The Duke and Duchess of Cambridge have danced with villagers and helped to make traditional chocolate during their tour of Belize.
The second day of a week-long tour saw William and Kate visiting the Che’il Mayan Chocolate farm, where they ground cacao seeds on the ka-ah, a traditional stone tool.
Then they visited Hopkins village, where they met the Garifuna people – descendants of Africans and indigenous Kalinagos who moved along the islands and coast of the region to escape slavery.
The royal couple were encouraged to dance to traditional music and, after trying local food, they helped to plant a tree.
It came after a rocky start to the tour, with a protest prompting an itinerary change before the couple had even left Britain.
An event in the southern village of Indian Creek was axed after villagers voiced their anger about the couple’s helicopter being given permission to land on a sports field without local consultation.
The villagers are also in a land dispute with a conservation group that is backed by the Royal Family.
On Sunday, however, there was a counter-protest, with a few dozen villagers holding placards reading: “I want you back Prince and Princess” and “welcome Duke and Duchess of Cambridge”.
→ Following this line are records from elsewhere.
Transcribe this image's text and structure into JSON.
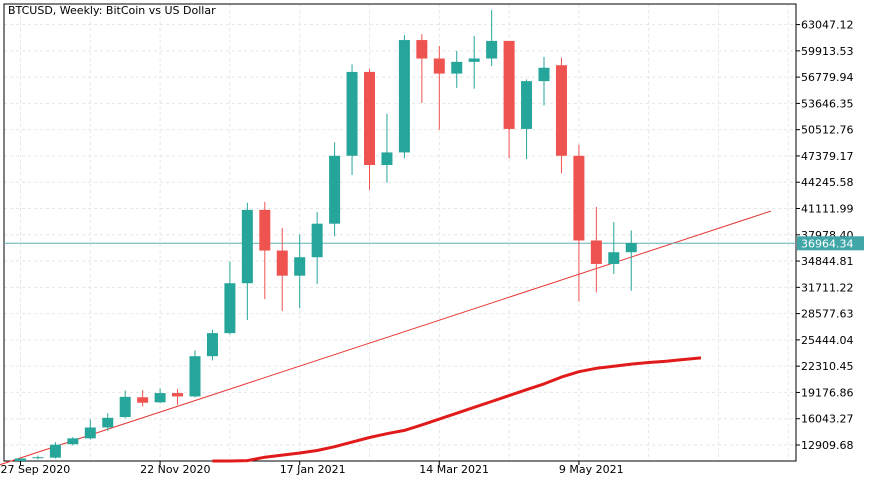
{
  "chart_data": {
    "type": "candlestick",
    "title": "BTCUSD, Weekly:  BitCoin vs US Dollar",
    "colors": {
      "up": "#26a69a",
      "down": "#ef5350",
      "trendline": "#e53935",
      "moving_average": "#e11b1b",
      "price_line": "#5fb0b3",
      "price_label_bg": "#41a6a8",
      "grid": "#e6e6e6",
      "frame": "#000000"
    },
    "grid": true,
    "ylim": [
      11000,
      65500
    ],
    "y_ticks": [
      "63047.12",
      "59913.53",
      "56779.94",
      "53646.35",
      "50512.76",
      "47379.17",
      "44245.58",
      "41111.99",
      "37978.40",
      "34844.81",
      "31711.22",
      "28577.63",
      "25444.04",
      "22310.45",
      "19176.86",
      "16043.27",
      "12909.68"
    ],
    "x_ticks": [
      {
        "index": 0,
        "label": "27 Sep 2020"
      },
      {
        "index": 8,
        "label": "22 Nov 2020"
      },
      {
        "index": 16,
        "label": "17 Jan 2021"
      },
      {
        "index": 24,
        "label": "14 Mar 2021"
      },
      {
        "index": 32,
        "label": "9 May 2021"
      }
    ],
    "current_price": 36964.34,
    "current_price_label": "36964.34",
    "candles": [
      {
        "o": 10650,
        "h": 11050,
        "l": 10450,
        "c": 11300
      },
      {
        "o": 11350,
        "h": 11650,
        "l": 11200,
        "c": 11450
      },
      {
        "o": 11400,
        "h": 13250,
        "l": 11300,
        "c": 12950
      },
      {
        "o": 13000,
        "h": 13850,
        "l": 12850,
        "c": 13700
      },
      {
        "o": 13700,
        "h": 15950,
        "l": 13550,
        "c": 15000
      },
      {
        "o": 15000,
        "h": 16700,
        "l": 14600,
        "c": 16150
      },
      {
        "o": 16250,
        "h": 19400,
        "l": 16100,
        "c": 18650
      },
      {
        "o": 18600,
        "h": 19450,
        "l": 17500,
        "c": 17950
      },
      {
        "o": 18000,
        "h": 19650,
        "l": 17900,
        "c": 19100
      },
      {
        "o": 19100,
        "h": 19600,
        "l": 17700,
        "c": 18700
      },
      {
        "o": 18700,
        "h": 24200,
        "l": 18600,
        "c": 23500
      },
      {
        "o": 23500,
        "h": 26650,
        "l": 23000,
        "c": 26250
      },
      {
        "o": 26250,
        "h": 34800,
        "l": 26100,
        "c": 32200
      },
      {
        "o": 32200,
        "h": 41800,
        "l": 27800,
        "c": 40950
      },
      {
        "o": 40950,
        "h": 41900,
        "l": 30300,
        "c": 36100
      },
      {
        "o": 36100,
        "h": 38800,
        "l": 28900,
        "c": 33100
      },
      {
        "o": 33100,
        "h": 38000,
        "l": 29200,
        "c": 35300
      },
      {
        "o": 35300,
        "h": 40700,
        "l": 32100,
        "c": 39300
      },
      {
        "o": 39300,
        "h": 49000,
        "l": 37800,
        "c": 47400
      },
      {
        "o": 47400,
        "h": 58300,
        "l": 45100,
        "c": 57400
      },
      {
        "o": 57400,
        "h": 57800,
        "l": 43300,
        "c": 46300
      },
      {
        "o": 46300,
        "h": 52400,
        "l": 44200,
        "c": 47800
      },
      {
        "o": 47800,
        "h": 61800,
        "l": 47100,
        "c": 61200
      },
      {
        "o": 61200,
        "h": 61900,
        "l": 53700,
        "c": 59000
      },
      {
        "o": 59000,
        "h": 60500,
        "l": 50500,
        "c": 57200
      },
      {
        "o": 57200,
        "h": 59900,
        "l": 55500,
        "c": 58600
      },
      {
        "o": 58600,
        "h": 61700,
        "l": 55400,
        "c": 59000
      },
      {
        "o": 59000,
        "h": 64800,
        "l": 58100,
        "c": 61100
      },
      {
        "o": 61100,
        "h": 61100,
        "l": 47100,
        "c": 50600
      },
      {
        "o": 50600,
        "h": 56500,
        "l": 47000,
        "c": 56300
      },
      {
        "o": 56300,
        "h": 59200,
        "l": 53400,
        "c": 57900
      },
      {
        "o": 58200,
        "h": 59100,
        "l": 45300,
        "c": 47400
      },
      {
        "o": 47400,
        "h": 48700,
        "l": 30000,
        "c": 37300
      },
      {
        "o": 37300,
        "h": 41300,
        "l": 31100,
        "c": 34500
      },
      {
        "o": 34500,
        "h": 39500,
        "l": 33300,
        "c": 35900
      },
      {
        "o": 35900,
        "h": 38500,
        "l": 31300,
        "c": 37000
      }
    ],
    "trendline": {
      "from": {
        "index": -1.7,
        "value": 10200
      },
      "to": {
        "index": 43,
        "value": 40800
      }
    },
    "moving_average": [
      {
        "index": 11,
        "value": 10300
      },
      {
        "index": 12,
        "value": 10650
      },
      {
        "index": 13,
        "value": 11050
      },
      {
        "index": 14,
        "value": 11450
      },
      {
        "index": 15,
        "value": 11700
      },
      {
        "index": 16,
        "value": 11950
      },
      {
        "index": 17,
        "value": 12250
      },
      {
        "index": 18,
        "value": 12700
      },
      {
        "index": 19,
        "value": 13250
      },
      {
        "index": 20,
        "value": 13800
      },
      {
        "index": 21,
        "value": 14250
      },
      {
        "index": 22,
        "value": 14650
      },
      {
        "index": 23,
        "value": 15300
      },
      {
        "index": 24,
        "value": 16000
      },
      {
        "index": 25,
        "value": 16700
      },
      {
        "index": 26,
        "value": 17400
      },
      {
        "index": 27,
        "value": 18100
      },
      {
        "index": 28,
        "value": 18800
      },
      {
        "index": 29,
        "value": 19500
      },
      {
        "index": 30,
        "value": 20200
      },
      {
        "index": 31,
        "value": 21000
      },
      {
        "index": 32,
        "value": 21650
      },
      {
        "index": 33,
        "value": 22050
      },
      {
        "index": 34,
        "value": 22300
      },
      {
        "index": 35,
        "value": 22550
      },
      {
        "index": 36,
        "value": 22750
      },
      {
        "index": 37,
        "value": 22900
      },
      {
        "index": 38,
        "value": 23100
      },
      {
        "index": 39,
        "value": 23300
      }
    ]
  }
}
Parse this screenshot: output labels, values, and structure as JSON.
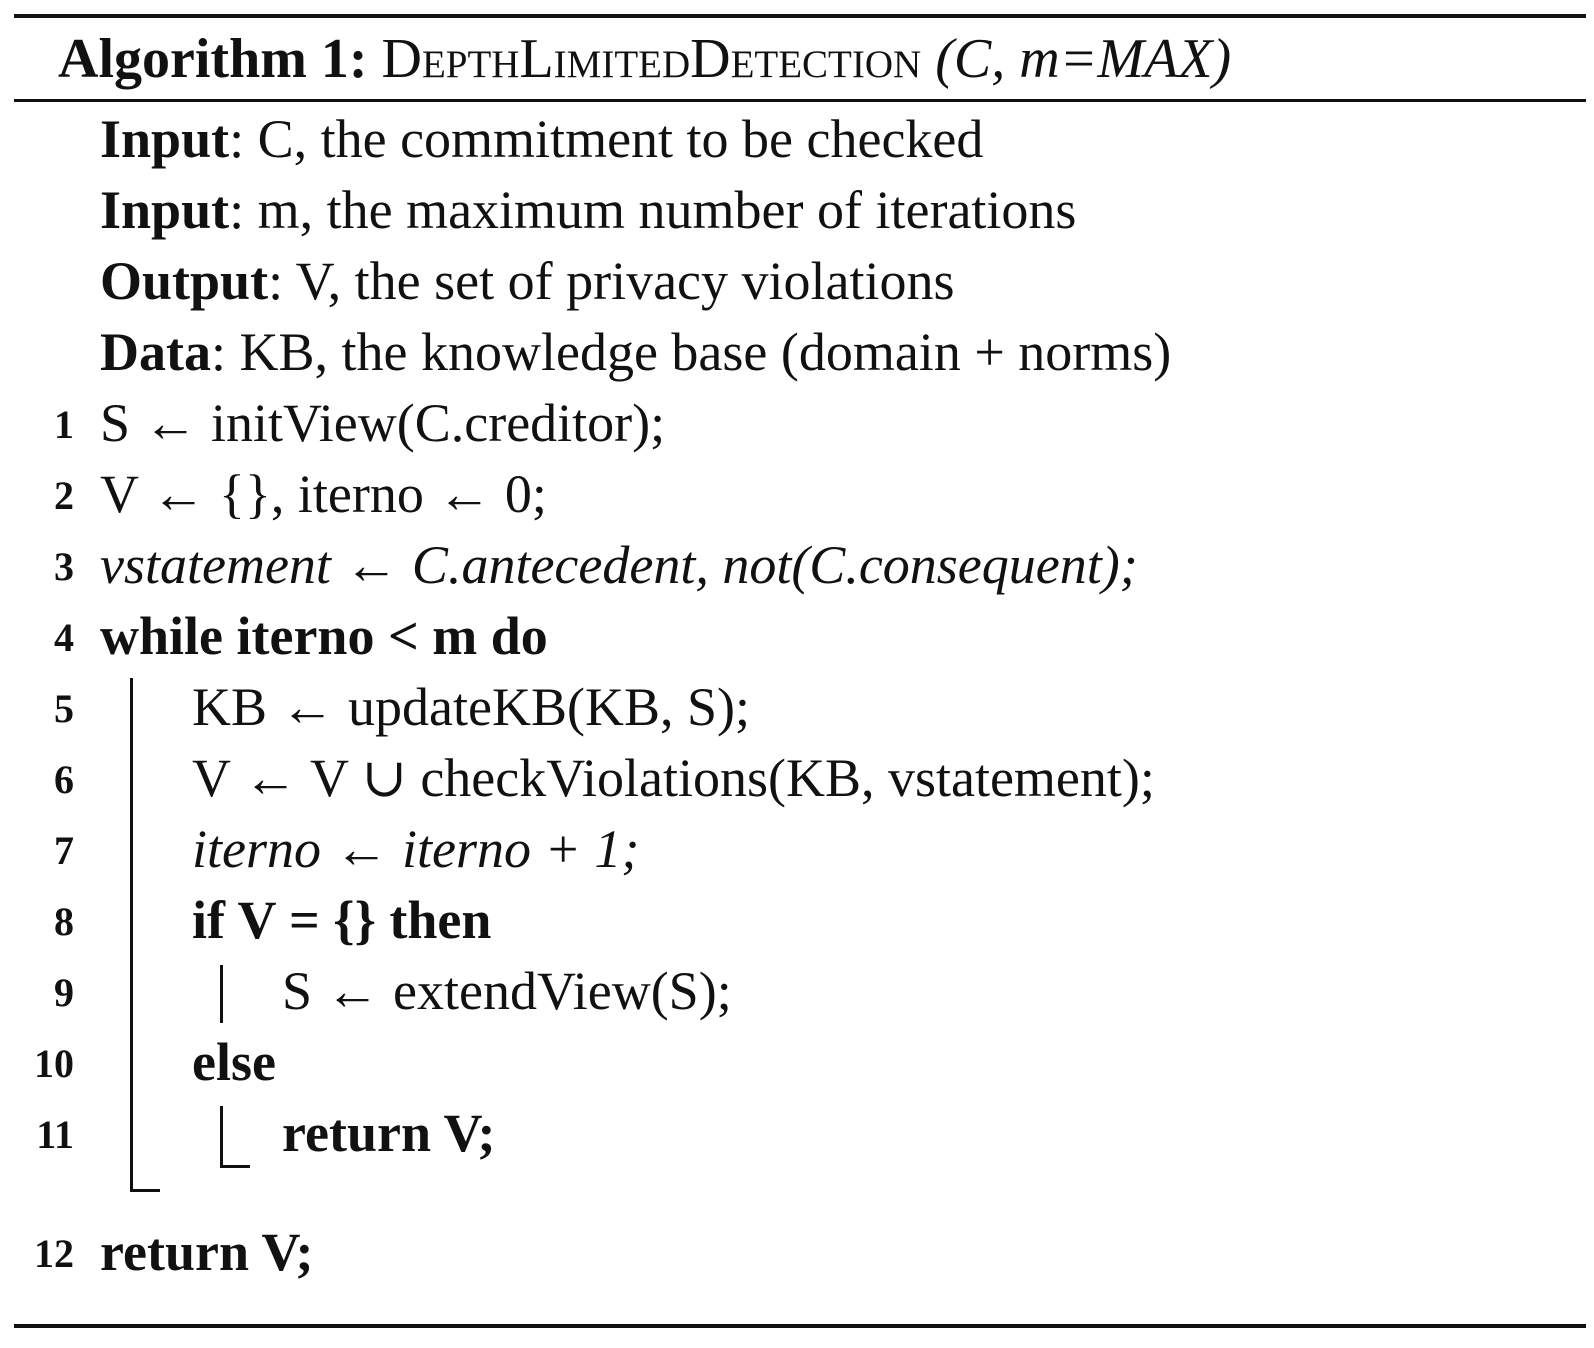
{
  "algorithm": {
    "label": "Algorithm 1:",
    "name": "DepthLimitedDetection",
    "params": "(C, m=MAX)"
  },
  "header": [
    {
      "key": "Input",
      "rest": ": C, the commitment to be checked"
    },
    {
      "key": "Input",
      "rest": ": m, the maximum number of iterations"
    },
    {
      "key": "Output",
      "rest": ": V, the set of privacy violations"
    },
    {
      "key": "Data",
      "rest": ": KB, the knowledge base (domain + norms)"
    }
  ],
  "lines": [
    {
      "n": "1",
      "code": "S ← initView(C.creditor);"
    },
    {
      "n": "2",
      "code": "V ← {}, iterno ← 0;"
    },
    {
      "n": "3",
      "code": "vstatement ← C.antecedent, not(C.consequent);"
    },
    {
      "n": "4",
      "code": "while iterno < m do"
    },
    {
      "n": "5",
      "code": "KB ← updateKB(KB, S);"
    },
    {
      "n": "6",
      "code": "V ← V ∪ checkViolations(KB, vstatement);"
    },
    {
      "n": "7",
      "code": "iterno ← iterno + 1;"
    },
    {
      "n": "8",
      "code": "if V = {} then"
    },
    {
      "n": "9",
      "code": "S ← extendView(S);"
    },
    {
      "n": "10",
      "code": "else"
    },
    {
      "n": "11",
      "code": "return V;"
    },
    {
      "n": "12",
      "code": "return V;"
    }
  ]
}
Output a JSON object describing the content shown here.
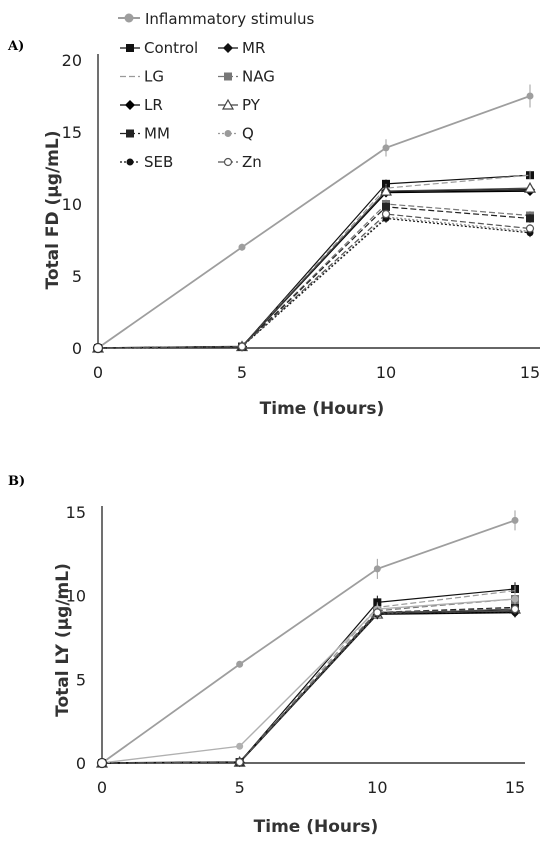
{
  "figure": {
    "legend": {
      "top_entry": {
        "label": "Inflammatory stimulus",
        "color": "#9e9e9e"
      },
      "entries": [
        {
          "label": "Control",
          "marker": "square",
          "color": "#111111",
          "dash": "solid"
        },
        {
          "label": "MR",
          "marker": "diamond",
          "color": "#111111",
          "dash": "solid"
        },
        {
          "label": "LG",
          "marker": "none",
          "color": "#9a9a9a",
          "dash": "dash"
        },
        {
          "label": "NAG",
          "marker": "square",
          "color": "#777777",
          "dash": "dash"
        },
        {
          "label": "LR",
          "marker": "diamond",
          "color": "#000000",
          "dash": "solid"
        },
        {
          "label": "PY",
          "marker": "triangle-open",
          "color": "#444444",
          "dash": "solid"
        },
        {
          "label": "MM",
          "marker": "square",
          "color": "#222222",
          "dash": "dash"
        },
        {
          "label": "Q",
          "marker": "circle",
          "color": "#9a9a9a",
          "dash": "dot"
        },
        {
          "label": "SEB",
          "marker": "circle",
          "color": "#111111",
          "dash": "dot"
        },
        {
          "label": "Zn",
          "marker": "circle-open",
          "color": "#555555",
          "dash": "dash"
        }
      ]
    }
  },
  "chart_data": [
    {
      "panel_label": "A)",
      "type": "line",
      "xlabel": "Time (Hours)",
      "ylabel": "Total FD (μg/mL)",
      "x": [
        0,
        5,
        10,
        15
      ],
      "xlim": [
        0,
        15
      ],
      "ylim": [
        0,
        20
      ],
      "x_ticks": [
        "0",
        "5",
        "10",
        "15"
      ],
      "y_ticks": [
        "0",
        "5",
        "10",
        "15",
        "20"
      ],
      "grid": false,
      "legend_position": "top",
      "series": [
        {
          "name": "Inflammatory stimulus",
          "values": [
            0,
            7,
            13.9,
            17.5
          ],
          "err": [
            0,
            0.25,
            0.6,
            0.8
          ],
          "color": "#9e9e9e",
          "marker": "circle",
          "dash": "solid",
          "width": 1.8
        },
        {
          "name": "Control",
          "values": [
            0,
            0.1,
            11.4,
            12.0
          ],
          "err": [
            0,
            0,
            0.3,
            0.3
          ],
          "color": "#111111",
          "marker": "square",
          "dash": "solid",
          "width": 1.2
        },
        {
          "name": "MR",
          "values": [
            0,
            0.1,
            10.9,
            11.0
          ],
          "err": [
            0,
            0,
            0.3,
            0.3
          ],
          "color": "#111111",
          "marker": "diamond",
          "dash": "solid",
          "width": 1.2
        },
        {
          "name": "LG",
          "values": [
            0,
            0.1,
            11.1,
            12.0
          ],
          "err": [
            0,
            0,
            0.3,
            0.3
          ],
          "color": "#9a9a9a",
          "marker": "none",
          "dash": "dash",
          "width": 1.2
        },
        {
          "name": "NAG",
          "values": [
            0,
            0.1,
            10.0,
            9.2
          ],
          "err": [
            0,
            0,
            0.3,
            0.3
          ],
          "color": "#777777",
          "marker": "square",
          "dash": "dash",
          "width": 1.2
        },
        {
          "name": "LR",
          "values": [
            0,
            0.1,
            10.8,
            10.9
          ],
          "err": [
            0,
            0,
            0.3,
            0.3
          ],
          "color": "#000000",
          "marker": "diamond",
          "dash": "solid",
          "width": 1.6
        },
        {
          "name": "PY",
          "values": [
            0,
            0.1,
            10.9,
            11.1
          ],
          "err": [
            0,
            0,
            0.3,
            0.3
          ],
          "color": "#444444",
          "marker": "triangle-open",
          "dash": "solid",
          "width": 1.2
        },
        {
          "name": "MM",
          "values": [
            0,
            0.1,
            9.8,
            9.0
          ],
          "err": [
            0,
            0,
            0.3,
            0.3
          ],
          "color": "#222222",
          "marker": "square",
          "dash": "dash",
          "width": 1.2
        },
        {
          "name": "Q",
          "values": [
            0,
            0.1,
            9.1,
            8.1
          ],
          "err": [
            0,
            0,
            0.3,
            0.3
          ],
          "color": "#9a9a9a",
          "marker": "circle",
          "dash": "dot",
          "width": 1.4
        },
        {
          "name": "SEB",
          "values": [
            0,
            0.1,
            9.0,
            8.0
          ],
          "err": [
            0,
            0,
            0.3,
            0.3
          ],
          "color": "#111111",
          "marker": "circle",
          "dash": "dot",
          "width": 1.2
        },
        {
          "name": "Zn",
          "values": [
            0,
            0.1,
            9.3,
            8.3
          ],
          "err": [
            0,
            0,
            0.3,
            0.3
          ],
          "color": "#555555",
          "marker": "circle-open",
          "dash": "dash",
          "width": 1.2
        }
      ]
    },
    {
      "panel_label": "B)",
      "type": "line",
      "xlabel": "Time (Hours)",
      "ylabel": "Total LY (μg/mL)",
      "x": [
        0,
        5,
        10,
        15
      ],
      "xlim": [
        0,
        15
      ],
      "ylim": [
        0,
        15
      ],
      "x_ticks": [
        "0",
        "5",
        "10",
        "15"
      ],
      "y_ticks": [
        "0",
        "5",
        "10",
        "15"
      ],
      "grid": false,
      "series": [
        {
          "name": "Inflammatory stimulus",
          "values": [
            0,
            5.9,
            11.6,
            14.5
          ],
          "err": [
            0,
            0.2,
            0.6,
            0.6
          ],
          "color": "#9e9e9e",
          "marker": "circle",
          "dash": "solid",
          "width": 1.8
        },
        {
          "name": "Control",
          "values": [
            0,
            0.05,
            9.6,
            10.4
          ],
          "err": [
            0,
            0,
            0.4,
            0.4
          ],
          "color": "#111111",
          "marker": "square",
          "dash": "solid",
          "width": 1.2
        },
        {
          "name": "MR",
          "values": [
            0,
            0.05,
            9.0,
            9.1
          ],
          "err": [
            0,
            0,
            0.3,
            0.3
          ],
          "color": "#111111",
          "marker": "diamond",
          "dash": "solid",
          "width": 1.2
        },
        {
          "name": "LG",
          "values": [
            0,
            0.05,
            9.3,
            10.3
          ],
          "err": [
            0,
            0,
            0.3,
            0.3
          ],
          "color": "#9a9a9a",
          "marker": "none",
          "dash": "dash",
          "width": 1.2
        },
        {
          "name": "NAG",
          "values": [
            0,
            0.05,
            9.1,
            9.8
          ],
          "err": [
            0,
            0,
            0.3,
            0.3
          ],
          "color": "#777777",
          "marker": "square",
          "dash": "dash",
          "width": 1.2
        },
        {
          "name": "LR",
          "values": [
            0,
            0.05,
            8.9,
            9.0
          ],
          "err": [
            0,
            0,
            0.3,
            0.3
          ],
          "color": "#000000",
          "marker": "diamond",
          "dash": "solid",
          "width": 1.8
        },
        {
          "name": "PY",
          "values": [
            0,
            0.05,
            8.9,
            9.2
          ],
          "err": [
            0,
            0,
            0.3,
            0.3
          ],
          "color": "#444444",
          "marker": "triangle-open",
          "dash": "solid",
          "width": 1.2
        },
        {
          "name": "MM",
          "values": [
            0,
            0.05,
            9.0,
            9.3
          ],
          "err": [
            0,
            0,
            0.3,
            0.3
          ],
          "color": "#222222",
          "marker": "square",
          "dash": "dash",
          "width": 1.2
        },
        {
          "name": "Q",
          "values": [
            0,
            1.0,
            9.2,
            9.8
          ],
          "err": [
            0,
            0,
            0.3,
            0.3
          ],
          "color": "#b0b0b0",
          "marker": "circle",
          "dash": "solid",
          "width": 1.4
        },
        {
          "name": "SEB",
          "values": [
            0,
            0.05,
            8.9,
            9.0
          ],
          "err": [
            0,
            0,
            0.3,
            0.3
          ],
          "color": "#111111",
          "marker": "circle",
          "dash": "dot",
          "width": 1.2
        },
        {
          "name": "Zn",
          "values": [
            0,
            0.05,
            9.0,
            9.2
          ],
          "err": [
            0,
            0,
            0.3,
            0.3
          ],
          "color": "#555555",
          "marker": "circle-open",
          "dash": "dash",
          "width": 1.2
        }
      ]
    }
  ]
}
On Monday, they will explore the Chiquibul Forest Reserve in central Belize where they will visit British armed forces on jungle training.
William and Kate at their best in the impromptu moments
It was time to get this tour back on track.
After landing to negative headlines about protests, William and Kate couldn’t have been on better form – you just have to look at the pictures and video of the couple dancing with the Garifuna community.
They are hilarious but also show a couple not afraid to throw themselves into the moment, and their hosts could not have seemed more delighted.
We were among the press pack who joined them for a walk along the beachfront and again they showed that they are often at their best during those impromptu moments.
The couple stopped every now and again to wave and chat to people just hanging out on the beach, including a few tourists whose sunbathing time was interrupted by the melee surrounding the couple.
And being relatable matters more than ever.
Dale McDougall, a producer from Love TV based in Belize City, told me that young people are increasingly questioning their links with the royals, especially on social media.
Don’t forget this is a region where chat about removing the Queen as head of state has increased since Barbados became a republic.
And that’s why this visit by the Duke and Duchess of Cambridge is important.
Not to convince anyone to change their mind – the royals see it as up to the individual realms to decide their own constitutional status – but William and Kate will be instrumental in shaping any future relationship and going forward in whatever form that may be.
They will stay in the Central American country until Tuesday morning before visiting Jamaica and the Bahamas.
The royals’ visit coincides with the Queen’s 70th year on the throne, but debates over colonial era abuses are prompting some nations in the region to re-think their relationship with the crown.
Nearly four months ago, Barbados voted to become a republic, cutting ties with the monarchy but remaining part of the Commonwealth Of Nations.
It is also nearly four months since Barbados voted to become a republic, cutting ties with the monarchy but remaining part of the Commonwealth Of Nations.